TIBCO ActiveMatrix Policy Manager
TIBCO ActiveMatrix™ Policy Manager enables organizations to centrally define policies across services hosted on heterogeneous SOA environments, mediated by the TIBCO ActiveMatrix™ Service Bus and through TIBCO ActiveMatrix BusinessWorks™ for authentication and authorization, encryption, logging, auditing, and service versioning.
ActiveMatrix Policy Manager separates a service's business logic from these policies and replaces policy hard-coding with more flexible rules. This separation allows organizations to apply policies uniformly across all services regardless of location or underlying technology such as Java or .NET. It also means companies can implement security, regulatory requirements, and service level agreements much faster than before because changes are no longer required to the existing applications. This results in much greater flexibility, lower costs, and the ability to deliver applications that are driven by the rules of the business.
- Policy-based runtime security to easily define, enforce and monitor security policies.
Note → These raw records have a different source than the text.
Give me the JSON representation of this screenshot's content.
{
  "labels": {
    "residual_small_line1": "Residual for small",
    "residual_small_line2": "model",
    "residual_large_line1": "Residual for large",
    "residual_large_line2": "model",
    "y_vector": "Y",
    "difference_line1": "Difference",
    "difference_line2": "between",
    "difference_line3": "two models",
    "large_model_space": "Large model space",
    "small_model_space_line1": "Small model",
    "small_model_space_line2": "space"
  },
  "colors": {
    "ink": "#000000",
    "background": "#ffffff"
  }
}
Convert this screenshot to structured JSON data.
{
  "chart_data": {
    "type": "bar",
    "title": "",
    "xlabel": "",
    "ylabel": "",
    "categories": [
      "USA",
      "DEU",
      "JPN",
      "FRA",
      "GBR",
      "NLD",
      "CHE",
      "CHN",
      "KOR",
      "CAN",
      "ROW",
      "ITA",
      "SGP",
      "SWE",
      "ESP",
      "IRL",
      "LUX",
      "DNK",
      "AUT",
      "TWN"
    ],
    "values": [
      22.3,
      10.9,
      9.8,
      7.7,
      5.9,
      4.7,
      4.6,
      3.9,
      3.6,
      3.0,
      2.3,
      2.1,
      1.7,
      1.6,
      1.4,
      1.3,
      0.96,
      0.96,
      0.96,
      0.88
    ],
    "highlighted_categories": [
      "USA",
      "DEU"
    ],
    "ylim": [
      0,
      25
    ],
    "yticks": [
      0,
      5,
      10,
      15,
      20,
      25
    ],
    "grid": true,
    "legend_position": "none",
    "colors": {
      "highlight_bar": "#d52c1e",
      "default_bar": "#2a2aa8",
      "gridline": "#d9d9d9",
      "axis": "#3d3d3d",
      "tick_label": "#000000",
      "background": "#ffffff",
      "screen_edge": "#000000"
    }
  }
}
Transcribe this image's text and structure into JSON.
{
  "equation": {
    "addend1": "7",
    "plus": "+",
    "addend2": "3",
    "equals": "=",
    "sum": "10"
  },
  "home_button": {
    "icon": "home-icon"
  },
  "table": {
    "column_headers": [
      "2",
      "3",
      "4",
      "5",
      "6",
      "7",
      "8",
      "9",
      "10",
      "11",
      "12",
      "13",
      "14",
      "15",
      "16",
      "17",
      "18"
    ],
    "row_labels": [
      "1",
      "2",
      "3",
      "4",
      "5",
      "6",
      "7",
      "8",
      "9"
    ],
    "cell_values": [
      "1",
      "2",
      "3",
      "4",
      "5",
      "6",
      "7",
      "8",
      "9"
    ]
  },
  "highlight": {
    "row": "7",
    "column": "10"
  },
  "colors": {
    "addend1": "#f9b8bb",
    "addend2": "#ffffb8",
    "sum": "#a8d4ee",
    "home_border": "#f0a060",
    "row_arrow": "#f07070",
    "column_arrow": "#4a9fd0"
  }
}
- Full range of policies for authentication, authorization, crypto, censorship, and credential mapping.
- Manage security events and exceptions within a distributed environment across both message requests and responses.
- Last-mile security – Enforce policies within the service to prevent any exposure of the message "on-the-wire."
- First-mile security – Enforce policies on the client side.
Key Features
Policy Manager and Services Console
- Easy-to-use graphical configuration of security policies for authentication (leveraging third-party products), authorization, encryption/decryption, signature/validation, credential mapping and censorship.
- Policy creation, mediation across endpoints, administration, and storage.
- Applicable for input, output, or fault processing of SOAP messages.
- Interactive where clause to preview how the policy will be applied across the SOA.
- Role-based policies.
Extensible Policies
Create fine-grained custom policies that utilize powerful tools (indexed instruments, contextual documents, drag-and-drop XPATH editor, custom actions, etc.) that leverage existing security infrastructure as needed.
Policy Monitoring
View representations of your policies across your entire SOA and the impact over the last hour and 24-hours.
Distributed Agents for Policy Enforcement and Decisions
- Command-and-control runtime components for application-specific policies.
- Lightweight, easily proliferated across the enterprise as needed.
- Efficiently combines security and management actions.
- Runtime policy enforcement and decision points distributed as-needed across the enterprise – on endpoints or clients. Agents process XML documents and take appropriate actions.
Content and Context Awareness
- Enables fine-grained security policies defined on content of SOAP header and/or body.
- Extend access control policies beyond username, password, and protected resource.
- Utilize contextual information (inherent, retrieved, or calculated) about XML requests and responses.
- Easy-to-use editor for drag-and-drop creation of XPATH expressions.
XML Encryption/Decryption and XML Signatures/Validation
- WS-Security compliant, apply to parts of message, across multiple hops.
- Transport, language, and vendor independent.
Role-Based security
- ActiveMatrix Administrator enables role-based security of the managed web services.
- Businesses can define selected views based on user roles within the organization.
- ActiveMatrix Administrator can leverage existing authentication mechanisms to verify identity.